Your other option is to finance the purchase of the vehicle. If you do that you will be financing the total purchase price, plus taxes, plus fees. On this Camry deal that likely comes out to $30,000. Typically Camry’s would sell with a dealer discount and significant manufacturer rebates. Obviously in today’s market that’s not what’s going on.
Once used vehicle prices return to normal and this Camry depreciates as expected, you’ll owe significantly more on the loan than what the vehicle is worth. Compare that to our leasing option, and after three years you can walk away from the lease and purchase a Camry then (likely with the dealer discount and the manufacturer incentives we’re accustomed to).

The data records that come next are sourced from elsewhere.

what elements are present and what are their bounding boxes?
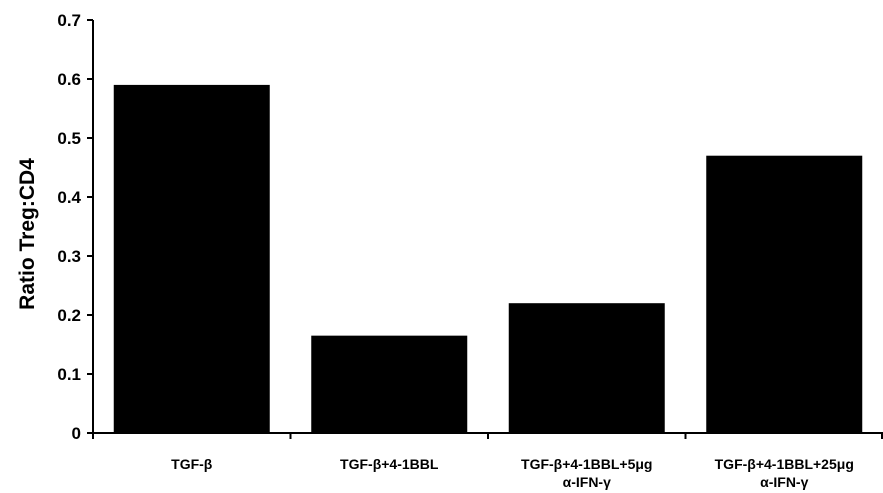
y-axis-title: Ratio Treg:CD4 [16,158,39,310]
x-tick-label-3: TGF-β+4-1BBL+25μg α-IFN-γ [715,456,854,490]
bars-group [113,84,863,434]
x-tick-label-1: TGF-β+4-1BBL [340,456,439,472]
x-tick-label-2-line-1: α-IFN-γ [563,474,611,490]
y-tick-label-7: 0.7 [57,11,81,30]
y-tick-label-4: 0.4 [57,188,81,207]
bar-3 [706,155,863,433]
bar-2 [508,303,665,433]
x-tick-label-2: TGF-β+4-1BBL+5μg α-IFN-γ [521,456,652,490]
bar-1 [311,335,468,433]
y-tick-label-6: 0.6 [57,70,81,89]
x-tick-label-2-line-0: TGF-β+4-1BBL+5μg [521,456,652,472]
y-tick-label-1: 0.1 [57,365,81,384]
x-tick-label-3-line-0: TGF-β+4-1BBL+25μg [715,456,854,472]
x-tick-label-1-line-0: TGF-β+4-1BBL [340,456,439,472]
x-axis: TGF-β TGF-β+4-1BBL TGF-β+4-1BBL+5μg α-IFN-γ… [92,432,883,490]
bar-0 [113,84,270,434]
x-tick-label-0: TGF-β [171,456,213,472]
x-tick-label-0-line-0: TGF-β [171,456,213,472]
y-tick-label-3: 0.3 [57,247,81,266]
y-tick-label-0: 0 [72,424,81,443]
x-tick-label-3-line-1: α-IFN-γ [760,474,808,490]
y-tick-label-2: 0.2 [57,306,81,325]
y-axis: 0 0.1 0.2 0.3 0.4 0.5 0.6 0.7 [57,11,94,443]
y-tick-label-5: 0.5 [57,129,81,148]
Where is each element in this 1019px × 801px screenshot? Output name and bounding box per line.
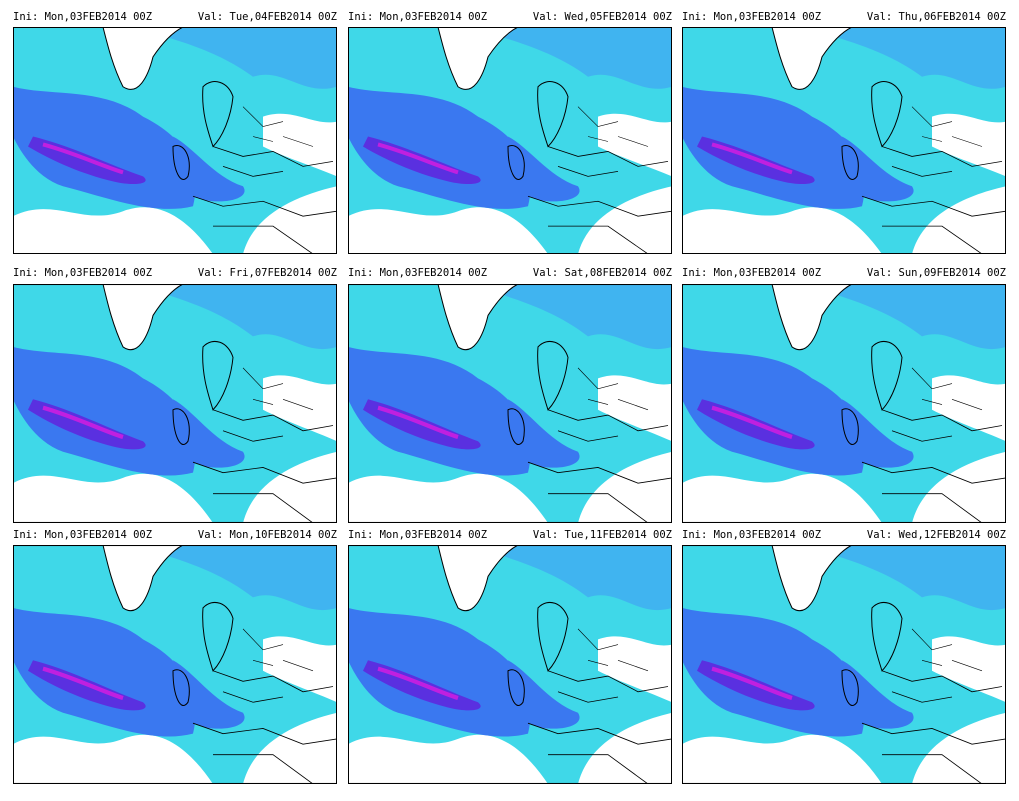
valid-label: Val: Tue,11FEB2014 00Z	[533, 529, 672, 541]
valid-label: Val: Fri,07FEB2014 00Z	[198, 267, 337, 279]
forecast-map	[13, 545, 337, 784]
valid-label: Val: Tue,04FEB2014 00Z	[198, 11, 337, 23]
valid-label: Val: Sun,09FEB2014 00Z	[867, 267, 1006, 279]
valid-label: Val: Wed,05FEB2014 00Z	[533, 11, 672, 23]
forecast-map	[348, 284, 672, 523]
init-label: Ini: Mon,03FEB2014 00Z	[348, 11, 487, 23]
init-label: Ini: Mon,03FEB2014 00Z	[13, 529, 152, 541]
init-label: Ini: Mon,03FEB2014 00Z	[13, 11, 152, 23]
init-label: Ini: Mon,03FEB2014 00Z	[682, 529, 821, 541]
forecast-map	[348, 27, 672, 254]
valid-label: Val: Wed,12FEB2014 00Z	[867, 529, 1006, 541]
map-field	[682, 545, 1006, 784]
forecast-map	[13, 284, 337, 523]
init-label: Ini: Mon,03FEB2014 00Z	[348, 529, 487, 541]
valid-label: Val: Thu,06FEB2014 00Z	[867, 11, 1006, 23]
init-label: Ini: Mon,03FEB2014 00Z	[13, 267, 152, 279]
map-field	[13, 545, 337, 784]
valid-label: Val: Sat,08FEB2014 00Z	[533, 267, 672, 279]
forecast-map	[682, 284, 1006, 523]
forecast-map	[348, 545, 672, 784]
map-field	[348, 545, 672, 784]
init-label: Ini: Mon,03FEB2014 00Z	[682, 267, 821, 279]
map-field	[348, 27, 672, 254]
forecast-map	[682, 27, 1006, 254]
map-field	[682, 27, 1006, 254]
forecast-map	[13, 27, 337, 254]
map-field	[13, 27, 337, 254]
map-field	[13, 284, 337, 523]
valid-label: Val: Mon,10FEB2014 00Z	[198, 529, 337, 541]
init-label: Ini: Mon,03FEB2014 00Z	[682, 11, 821, 23]
map-field	[348, 284, 672, 523]
map-field	[682, 284, 1006, 523]
forecast-map	[682, 545, 1006, 784]
init-label: Ini: Mon,03FEB2014 00Z	[348, 267, 487, 279]
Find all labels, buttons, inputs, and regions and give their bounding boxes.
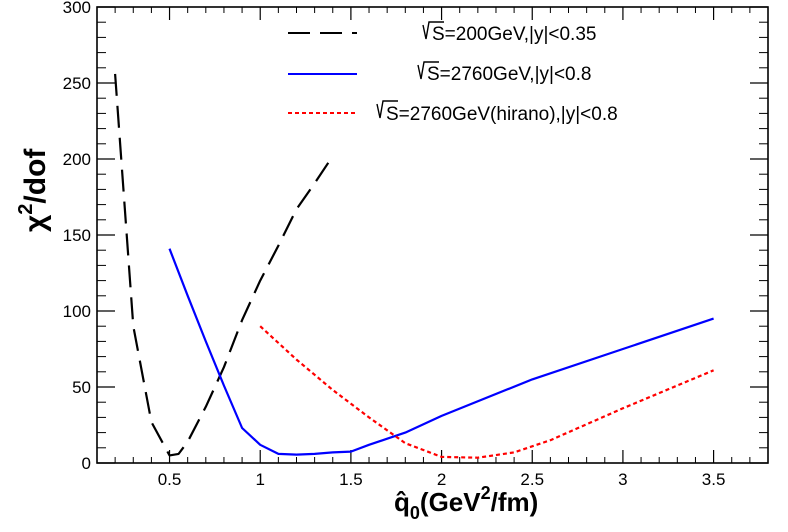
y-tick-label: 50: [72, 378, 91, 397]
y-axis-title: χ2/dof: [15, 148, 52, 232]
y-tick-label: 0: [82, 454, 91, 473]
x-axis-title: q̂0(GeV2/fm): [394, 483, 538, 523]
x-tick-label: 0.5: [158, 470, 182, 489]
legend: S=200GeV,|y|<0.35 S=2760GeV,|y|<0.8 S=27…: [288, 21, 618, 125]
sqrt-icon: [376, 100, 398, 119]
y-axis-title-main: χ: [19, 214, 52, 232]
x-axis-title-sup: 2: [481, 483, 491, 503]
y-tick-label: 300: [63, 0, 91, 17]
y-tick-label: 250: [63, 74, 91, 93]
x-axis-title-sub: 0: [410, 503, 420, 523]
x-tick-label: 1.5: [339, 470, 363, 489]
legend-label-series-3: S=2760GeV(hirano),|y|<0.8: [386, 104, 618, 125]
legend-label-series-1: S=200GeV,|y|<0.35: [432, 24, 596, 45]
y-axis-title-sup: 2: [15, 204, 37, 215]
plot-series: [114, 73, 715, 459]
axis-ticks: [97, 6, 768, 464]
plot-frame: [96, 6, 769, 464]
x-axis-title-main: q̂: [394, 487, 410, 517]
y-axis-title-rest: /dof: [19, 148, 52, 204]
x-axis-title-unit-end: /fm): [491, 487, 539, 517]
sqrt-icon: [422, 21, 444, 40]
axis-tick-labels: 0.5 1 1.5 2 2.5 3 3.5 0 50 100 150 200 250 300: [63, 0, 726, 489]
y-tick-label: 200: [63, 150, 91, 169]
legend-label-series-2: S=2760GeV,|y|<0.8: [427, 64, 591, 85]
series-line-1: [114, 73, 334, 457]
y-tick-label: 100: [63, 302, 91, 321]
series-line-3: [259, 325, 715, 459]
x-tick-label: 2: [437, 470, 446, 489]
series-line-2: [168, 248, 714, 456]
x-tick-label: 3: [618, 470, 627, 489]
sqrt-icon: [417, 61, 439, 80]
x-axis-title-unit: (GeV: [420, 487, 481, 517]
x-tick-label: 3.5: [702, 470, 726, 489]
y-tick-label: 150: [63, 226, 91, 245]
x-tick-label: 2.5: [520, 470, 544, 489]
x-tick-label: 1: [255, 470, 264, 489]
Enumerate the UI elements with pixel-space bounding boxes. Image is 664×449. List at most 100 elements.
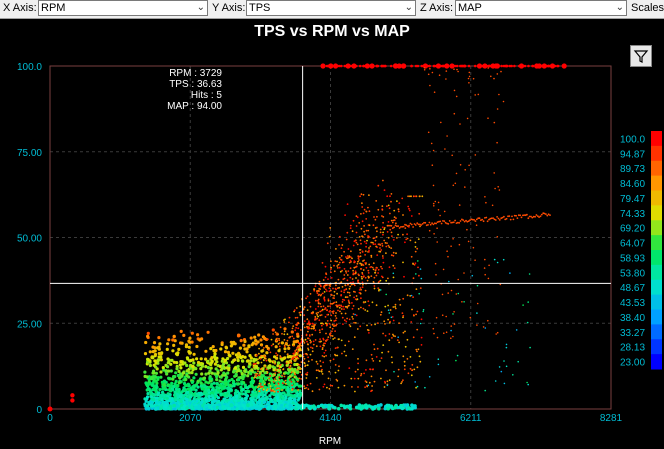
data-point (306, 295, 309, 298)
data-point (148, 381, 152, 385)
data-point (215, 360, 219, 364)
data-point (188, 351, 192, 355)
data-point (327, 407, 332, 411)
data-point (250, 396, 254, 400)
data-point (263, 385, 267, 389)
data-point (341, 261, 344, 264)
data-point (186, 390, 190, 394)
data-point (313, 406, 317, 410)
data-point (234, 372, 238, 376)
data-point (160, 396, 164, 400)
data-point (390, 247, 393, 250)
data-point (224, 377, 228, 381)
data-point (208, 376, 212, 380)
data-point (237, 391, 241, 396)
data-point (182, 400, 186, 404)
data-point (224, 361, 229, 365)
data-point (354, 298, 357, 301)
data-point (335, 317, 338, 319)
data-point (243, 369, 247, 373)
y-axis-select[interactable]: TPS ⌄ (246, 0, 416, 16)
data-point (314, 324, 317, 326)
data-point (260, 354, 262, 357)
data-point (526, 321, 529, 324)
data-point (214, 394, 218, 398)
data-point (149, 405, 154, 409)
data-point (351, 230, 354, 233)
data-point (265, 389, 268, 392)
data-point (407, 205, 410, 208)
data-point (421, 223, 424, 225)
data-point (335, 304, 338, 307)
data-point (420, 224, 423, 226)
data-point (351, 278, 354, 280)
data-point (276, 394, 280, 398)
data-point (505, 217, 508, 220)
z-axis-select[interactable]: MAP ⌄ (455, 0, 627, 16)
data-point (178, 376, 182, 380)
data-point (209, 384, 213, 388)
data-point (168, 406, 173, 411)
data-point (360, 404, 365, 408)
data-point (289, 355, 293, 359)
data-point (324, 349, 327, 352)
filter-button[interactable] (630, 45, 652, 67)
data-point (266, 406, 270, 411)
data-point (498, 93, 500, 96)
data-point (349, 227, 352, 230)
data-point (331, 384, 334, 387)
data-point (389, 405, 393, 409)
data-point (377, 184, 380, 187)
data-point (411, 308, 413, 311)
data-point (265, 351, 269, 355)
data-point (152, 405, 156, 409)
data-point (218, 375, 222, 379)
data-point (312, 404, 316, 408)
data-point (319, 340, 322, 343)
data-point (287, 406, 291, 411)
data-point (194, 406, 198, 410)
data-point (361, 235, 363, 238)
color-scale-swatch (651, 131, 662, 147)
data-point (408, 226, 410, 228)
data-point (345, 270, 347, 272)
data-point (181, 400, 186, 404)
data-point (146, 387, 150, 391)
data-point (327, 406, 331, 411)
data-point (213, 406, 217, 410)
data-point (422, 310, 425, 313)
data-point (171, 406, 175, 411)
data-point (284, 400, 288, 405)
data-point (194, 405, 198, 410)
data-point (276, 383, 280, 387)
data-point (302, 405, 306, 410)
data-point (180, 373, 184, 377)
data-point (248, 402, 252, 406)
data-point (290, 362, 293, 364)
data-point (222, 371, 226, 375)
scales-button[interactable]: Scales (631, 2, 664, 14)
data-point (447, 255, 449, 258)
data-point (177, 387, 181, 392)
data-point (288, 354, 292, 359)
data-point (378, 280, 380, 283)
data-point (180, 405, 185, 409)
data-point (230, 397, 234, 401)
data-point (304, 403, 308, 408)
data-point (348, 301, 350, 303)
x-axis-select[interactable]: RPM ⌄ (38, 0, 208, 16)
data-point (224, 383, 228, 387)
data-point (286, 333, 289, 336)
data-point (223, 406, 227, 410)
data-point (272, 389, 274, 391)
data-point (199, 391, 203, 395)
data-point (155, 396, 159, 400)
data-point (216, 400, 220, 404)
data-point (300, 338, 303, 341)
data-point (361, 251, 364, 253)
data-point (304, 338, 307, 341)
data-point (204, 396, 208, 400)
data-point (205, 405, 209, 409)
data-point (371, 241, 374, 244)
data-point (320, 365, 322, 368)
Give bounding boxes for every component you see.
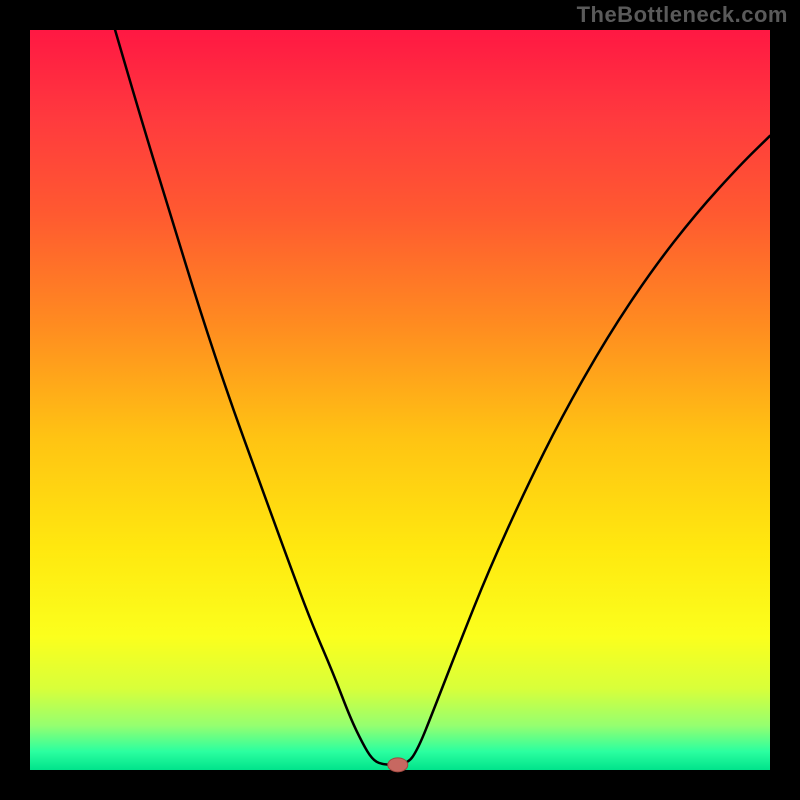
optimal-point-marker — [388, 758, 408, 772]
bottleneck-chart — [0, 0, 800, 800]
chart-container: TheBottleneck.com — [0, 0, 800, 800]
watermark-text: TheBottleneck.com — [577, 2, 788, 28]
chart-plot-area — [30, 30, 770, 770]
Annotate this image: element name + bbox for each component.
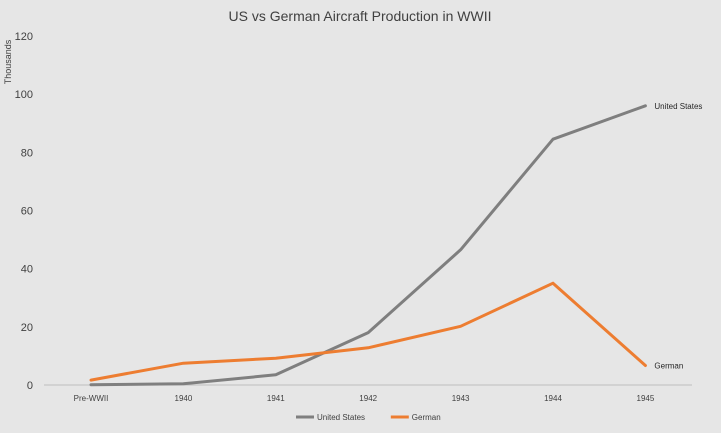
legend-label-united-states: United States — [317, 413, 365, 422]
chart-title: US vs German Aircraft Production in WWII — [229, 8, 492, 24]
legend: United States German — [296, 413, 441, 422]
y-tick-label: 0 — [27, 380, 33, 392]
x-tick-label: 1944 — [544, 394, 562, 403]
y-axis-ticks: 0 20 40 60 80 100 120 — [15, 31, 33, 392]
y-tick-label: 100 — [15, 89, 33, 101]
end-label-german: German — [654, 362, 683, 371]
legend-label-german: German — [412, 413, 441, 422]
x-axis-ticks: Pre-WWII 1940 1941 1942 1943 1944 1945 — [74, 394, 655, 403]
y-tick-label: 40 — [21, 264, 33, 276]
y-axis-label: Thousands — [3, 39, 13, 84]
y-tick-label: 120 — [15, 31, 33, 43]
series-line-german — [89, 281, 647, 382]
y-tick-label: 60 — [21, 206, 33, 218]
y-tick-label: 20 — [21, 322, 33, 334]
x-tick-label: 1943 — [452, 394, 470, 403]
x-tick-label: 1941 — [267, 394, 285, 403]
series-lines — [89, 104, 647, 387]
x-tick-label: 1942 — [359, 394, 377, 403]
series-end-labels: United States German — [654, 102, 702, 371]
end-label-united-states: United States — [654, 102, 702, 111]
series-line-united-states — [89, 104, 647, 387]
x-tick-label: 1940 — [175, 394, 193, 403]
y-tick-label: 80 — [21, 147, 33, 159]
x-tick-label: 1945 — [637, 394, 655, 403]
x-tick-label: Pre-WWII — [74, 394, 109, 403]
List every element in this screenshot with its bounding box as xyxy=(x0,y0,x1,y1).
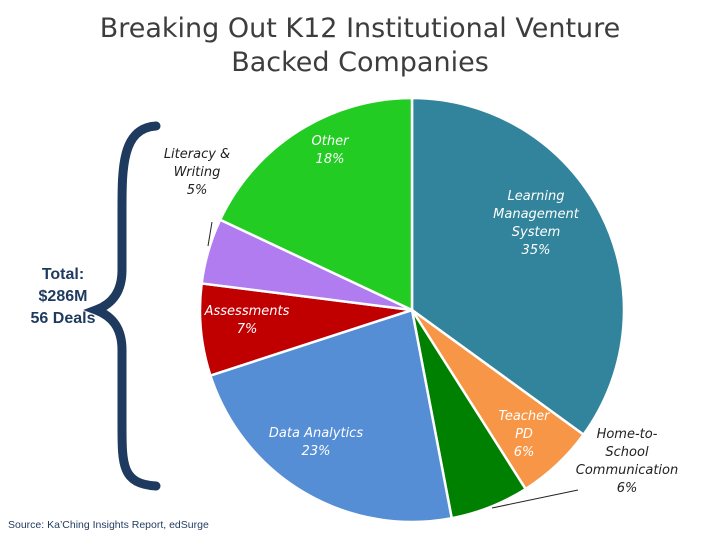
leader-line xyxy=(491,489,579,509)
deal-summary: Total: $286M 56 Deals xyxy=(18,264,108,330)
slice-label-other: Other 18% xyxy=(312,134,351,167)
chart-title-line-1: Breaking Out K12 Institutional Venture xyxy=(99,13,621,44)
deal-count: 56 Deals xyxy=(30,310,96,327)
slice-label-learning-management-system: Learning Management System 35% xyxy=(493,189,580,258)
pie-slice-learning-management-system xyxy=(410,96,626,437)
chart-title-line-2: Backed Companies xyxy=(231,47,489,78)
slice-label-assessments: Assessments 7% xyxy=(204,304,290,337)
slice-label-literacy-writing: Literacy & Writing 5% xyxy=(164,147,230,198)
slice-label-data-analytics: Data Analytics 23% xyxy=(269,426,363,459)
total-label: Total: xyxy=(41,266,85,283)
slice-label-teacher-pd: Teacher PD 6% xyxy=(498,409,551,460)
leader-line xyxy=(207,221,213,247)
pie-slice-other xyxy=(218,96,414,312)
chart-title: Breaking Out K12 Institutional Venture B… xyxy=(0,12,720,80)
pie-slice-data-analytics xyxy=(208,308,454,524)
slice-label-home-to-school-communication: Home-to-School Communication 6% xyxy=(576,427,678,496)
source-note: Source: Ka’Ching Insights Report, edSurg… xyxy=(8,519,209,531)
total-amount: $286M xyxy=(38,288,88,305)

The real benefit of leasing right now is that it means you will not be in a severe negative equity position in three years, and by that time vehicle prices will have normalized as new car supply has returned to normal. At that point it would make much more sense to purchase a vehicle (new or used) since their prices will not be inflated.
In the meantime, if you do finance a vehicle, be prepared to face a sobering reality when you check the value of your vehicle in 24 months. It’s going to depreciate, and if your loan is for thousands of dollars more than what it’s actually worth, that’s going to be a tough pill to swallow.